Von den Beispielen hierfür ist das deutsche das am besten bekannte. In Deutschland hatte zu Beginn des Krieges der Kaiser mit seiner Aussage „Ich kenne keine Parteien mehr, ich kenne nur noch Deutsche” auch die Mehrheit der sozialdemokratischen Abgeordneten dazu gebracht, im Reichstag für die Kriegskredite zustimmen. Weniger bekannt ist, dass die Sozialdemokratie auch in den alliierten Ländern auf eine ähnliche Probe gestellt wurde. In Frankreich etwa nahm die sozialistische Partei schon am 2. August 1914 eine Resolution an, in der es hieß: „[À] l‘agression contre la France républicaine et pacifique menaçant la civilisation et l‘humanité, nous répondrons de toutes nos forces et de toutes nos énergies”. [5] Und der Gewerkschaftsführer Léon Jouhaux sagte beim Begräbnis des sozialistischen Politikers Jean Jaurès, der ein paar Tage vor Beginn des Krieges einem Attentat zum Opfer gefallen war: „Avant d‘aller vers le grand massacre, au nom des travailleurs qui sont partis, au nom de ceux qui vont partir, dont je suis, je crie devant ce cercueil toute notre haine de l‘impérialisme et du militarisme sauvage qui déchaînent l‘horrible crime. Cette guerre, nous ne l‘avons pas voulue, ceux qui l‘ont déchaînée, despotes aux visées sanguinaires, aux rêves d‘hégémonie criminelle, devront en payer le châtiment.” [6] Im Dezember 1914 nahmen die sozialistischen Abgeordneten Frankreichs ein Manifest an, in dem sie ihre weitere Zustimmung zu den Kriegskrediten bekanntgaben. Auch in Belgien verhielt sich die sozialistische Partei ähnlich. Wenn das besetzte Luxemburg auch den Status der Neutralität hatte, so gab es doch auch dort eine „Burgfrieden“-Politik in dem Sinn, dass die Frage der Unterstützung der deutschen Kriegswirtschaft auch von sozialdemokratischer Seite nicht öffentlich thematisiert wurde.
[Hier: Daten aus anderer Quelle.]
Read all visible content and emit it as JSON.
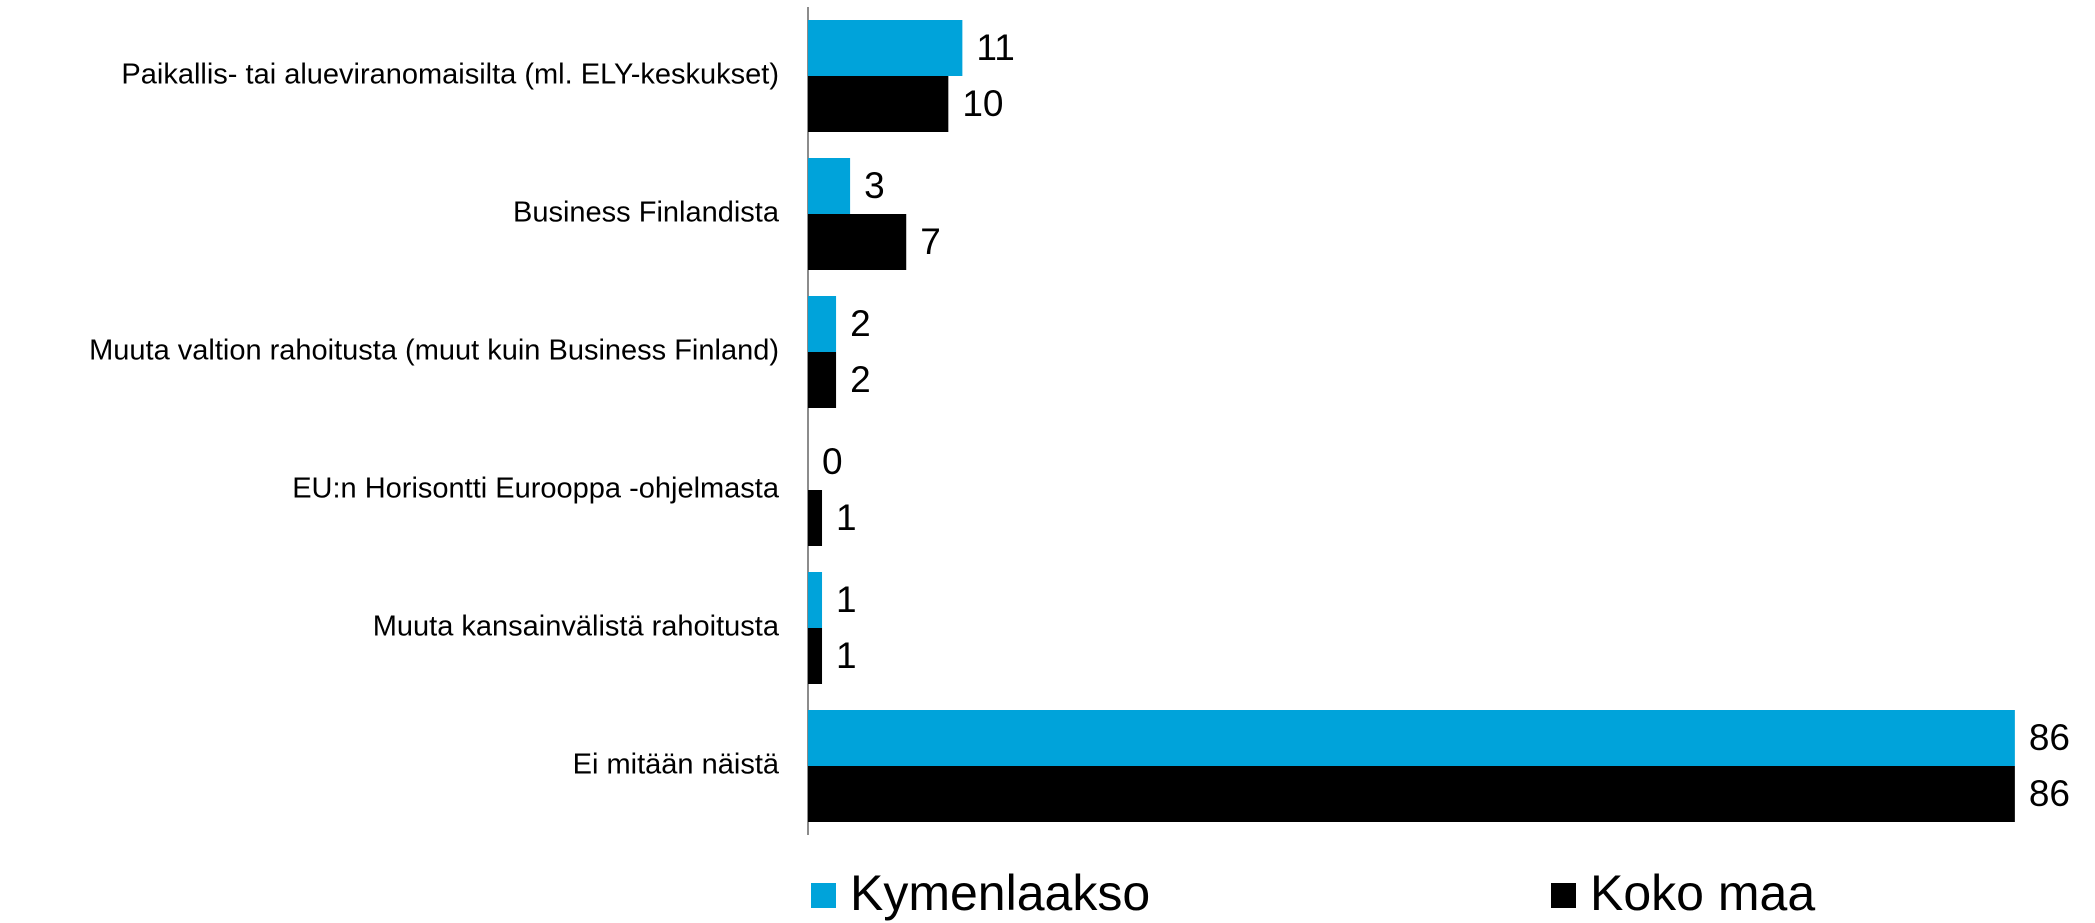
{
  "chart_data": {
    "type": "hbar",
    "categories": [
      "Paikallis- tai alueviranomaisilta (ml. ELY-keskukset)",
      "Business Finlandista",
      "Muuta valtion rahoitusta (muut kuin Business Finland)",
      "EU:n Horisontti Eurooppa -ohjelmasta",
      "Muuta kansainvälistä rahoitusta",
      "Ei mitään näistä"
    ],
    "series": [
      {
        "name": "Kymenlaakso",
        "color": "#00a3da",
        "values": [
          11,
          3,
          2,
          0,
          1,
          86
        ]
      },
      {
        "name": "Koko maa",
        "color": "#000000",
        "values": [
          10,
          7,
          2,
          1,
          1,
          86
        ]
      }
    ],
    "xlim": [
      0,
      90
    ],
    "legend": "bottom"
  }
}
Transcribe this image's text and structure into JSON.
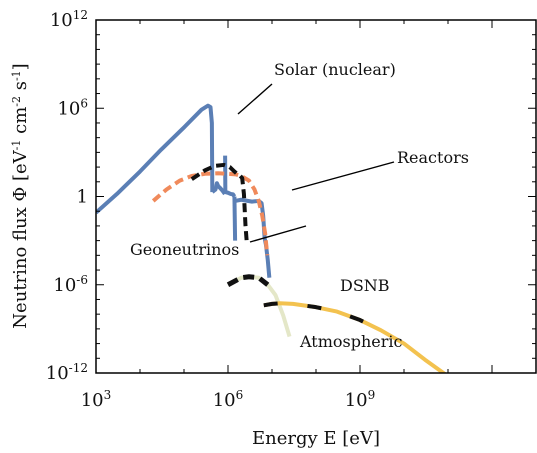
{
  "chart_data": {
    "type": "line",
    "title": "",
    "xlabel": "Energy E [eV]",
    "ylabel_parts": [
      "Neutrino flux Φ [eV",
      "-1",
      " cm",
      "-2",
      " s",
      "-1",
      "]"
    ],
    "xscale": "log",
    "yscale": "log",
    "xlim": [
      1000,
      10000000000000.0
    ],
    "ylim": [
      1e-12,
      1000000000000.0
    ],
    "grid": false,
    "x_ticks": [
      {
        "value": 1000,
        "base": "10",
        "exp": "3"
      },
      {
        "value": 1000000,
        "base": "10",
        "exp": "6"
      },
      {
        "value": 1000000000,
        "base": "10",
        "exp": "9"
      }
    ],
    "y_ticks": [
      {
        "value": 1e-12,
        "base": "10",
        "exp": "-12"
      },
      {
        "value": 1e-06,
        "base": "10",
        "exp": "-6"
      },
      {
        "value": 1,
        "base": "1",
        "exp": ""
      },
      {
        "value": 1000000.0,
        "base": "10",
        "exp": "6"
      },
      {
        "value": 1000000000000.0,
        "base": "10",
        "exp": "12"
      }
    ],
    "series": [
      {
        "name": "Solar (nuclear)",
        "color": "#5b7fb5",
        "style": "solid",
        "segments": [
          [
            [
              1000,
              0.08
            ],
            [
              3000,
              1.5
            ],
            [
              10000,
              50
            ],
            [
              30000,
              1500
            ],
            [
              100000,
              50000
            ],
            [
              250000,
              800000
            ],
            [
              350000,
              1500000
            ],
            [
              400000,
              1200000
            ],
            [
              430000,
              100000
            ],
            [
              440000,
              2
            ]
          ],
          [
            [
              440000,
              2
            ],
            [
              480000,
              2.5
            ],
            [
              520000,
              3
            ],
            [
              560000,
              8
            ],
            [
              600000,
              5
            ],
            [
              650000,
              4
            ],
            [
              750000,
              2.5
            ],
            [
              850000,
              1.5
            ]
          ],
          [
            [
              860000,
              600
            ],
            [
              870000,
              2
            ]
          ],
          [
            [
              870000,
              2
            ],
            [
              1000000,
              1.8
            ],
            [
              1150000,
              1.5
            ],
            [
              1300000,
              1.4
            ],
            [
              1400000,
              1
            ]
          ],
          [
            [
              1400000,
              1
            ],
            [
              1450000,
              0.001
            ]
          ],
          [
            [
              1450000,
              0.5
            ],
            [
              2000000,
              0.6
            ],
            [
              3500000,
              0.45
            ],
            [
              5000000,
              0.5
            ],
            [
              5800000,
              0.35
            ],
            [
              6300000,
              0.05
            ],
            [
              6800000,
              0.0015
            ],
            [
              7300000,
              0.0005
            ],
            [
              8000000,
              5e-05
            ],
            [
              8700000,
              3e-06
            ]
          ]
        ]
      },
      {
        "name": "Reactors",
        "color": "#f08a5b",
        "style": "dashed",
        "segments": [
          [
            [
              20000,
              0.5
            ],
            [
              40000,
              3
            ],
            [
              80000,
              12
            ],
            [
              150000,
              25
            ],
            [
              300000,
              35
            ],
            [
              600000,
              38
            ],
            [
              1000000,
              35
            ],
            [
              1500000,
              32
            ],
            [
              2000000,
              25
            ],
            [
              3000000,
              12
            ],
            [
              4000000,
              3
            ],
            [
              5000000,
              0.5
            ],
            [
              6000000,
              0.05
            ],
            [
              7000000,
              0.003
            ],
            [
              7800000,
              0.0001
            ]
          ]
        ]
      },
      {
        "name": "Geoneutrinos",
        "color": "#111111",
        "style": "dashed",
        "segments": [
          [
            [
              150000,
              15
            ],
            [
              300000,
              60
            ],
            [
              500000,
              120
            ],
            [
              800000,
              140
            ],
            [
              1100000,
              100
            ],
            [
              1400000,
              50
            ],
            [
              1700000,
              30
            ],
            [
              1900000,
              25
            ],
            [
              2100000,
              18
            ],
            [
              2300000,
              1.5
            ],
            [
              2500000,
              0.01
            ],
            [
              2700000,
              0.0005
            ]
          ]
        ]
      },
      {
        "name": "DSNB",
        "color": "#111111",
        "style": "dashed-fade",
        "segments": [
          [
            [
              1000000,
              1e-06
            ],
            [
              2000000,
              3e-06
            ],
            [
              3000000,
              3.5e-06
            ],
            [
              5000000,
              3e-06
            ],
            [
              8000000,
              1e-06
            ],
            [
              12000000,
              2e-07
            ],
            [
              18000000,
              8e-09
            ],
            [
              25000000,
              3e-10
            ]
          ]
        ]
      },
      {
        "name": "Atmospheric",
        "color": "#f3c24f",
        "style": "dashed-then-solid",
        "segments": [
          [
            [
              6500000,
              4e-08
            ],
            [
              10000000,
              5e-08
            ],
            [
              15000000,
              5.5e-08
            ],
            [
              30000000,
              5e-08
            ],
            [
              100000000,
              3e-08
            ],
            [
              300000000,
              1.5e-08
            ],
            [
              1000000000,
              4e-09
            ],
            [
              3000000000,
              8e-10
            ],
            [
              10000000000,
              1e-10
            ],
            [
              30000000000,
              8e-12
            ],
            [
              100000000000,
              6e-13
            ],
            [
              200000000000,
              1e-13
            ]
          ]
        ]
      }
    ],
    "annotations": [
      {
        "text": "Solar (nuclear)",
        "arrow_to": [
          400000,
          1200000
        ]
      },
      {
        "text": "Reactors",
        "arrow_to": [
          2500000,
          8
        ]
      },
      {
        "text": "Geoneutrinos",
        "arrow_to": [
          3000000,
          0.02
        ]
      },
      {
        "text": "DSNB",
        "arrow_to": null
      },
      {
        "text": "Atmospheric",
        "arrow_to": null
      }
    ]
  }
}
1917 kann aber auch als Jahr des Umschwungs interpretiert werden, eines Umschwungs, der sicherlich auch durch das Erlebnis der Russischen Revolution motiviert wurde. So verabschiedete zum Beispiel in Deutschland der Reichstag mit den Stimmen der SPD eine Friedensresolution, die zumindest als Versuch einer Umorientierung der Kriegspolitik gewertet werden kann, obwohl die linke Abspaltung von der SPD, die „Unabhängige Sozialdemokratische Partei” (USPD), sie ablehnte und eine eigene, pazifistische, Resolution formulierte.

Auch in Luxemburg machte man sich nun offenbar Gedanken über die Kriegslogik, auch wenn die pragmatische Haltung der Luxemburger Arbeiterschaft durch die sozialdemokratische Partei nicht wirklich in Frage gestellt wurde. Im Oktober 1917, bei einer Versammlung des „Allgemeinen Luxemburger Metallarbeiterverbands“ in Eich, sprach der junge Maschinist Pierre Krier das Problem zumindest an: „Momentan dient unsere Arbeit vielleicht dazu, unsere Brüder zu töten.“ [7]

Quellen: 

[1] Stockholm, in: Die Schmiede, 07.07.1917, 1.
[2] M., H: Naht der Friede?, in: 
Der arme Teufel, 22.07.1917, 2.
[3] Die Stellung des Proletariats zu den Friedensfragen, in: Der arme Teufel, 18.06.1916, 1.
[4] ANLUX, J-076-135, Polizeibericht zur Versammlung des LBHV in Differdingen vom 16.12.1916.
[5] Blaszkiewicz-Maison, Adeline: L’expérience Albert Thomas. Le socialisme en guerre 1914-1918, Master 2, ENS de Lyon 2012-13, S. 43.
[6] Zit. nach ebda., S. 44.
[7] ANLUX, J-076-135, Gendarmeriebericht zur Versammlung des ALMV in Dommeldingen vom 28.10.1917.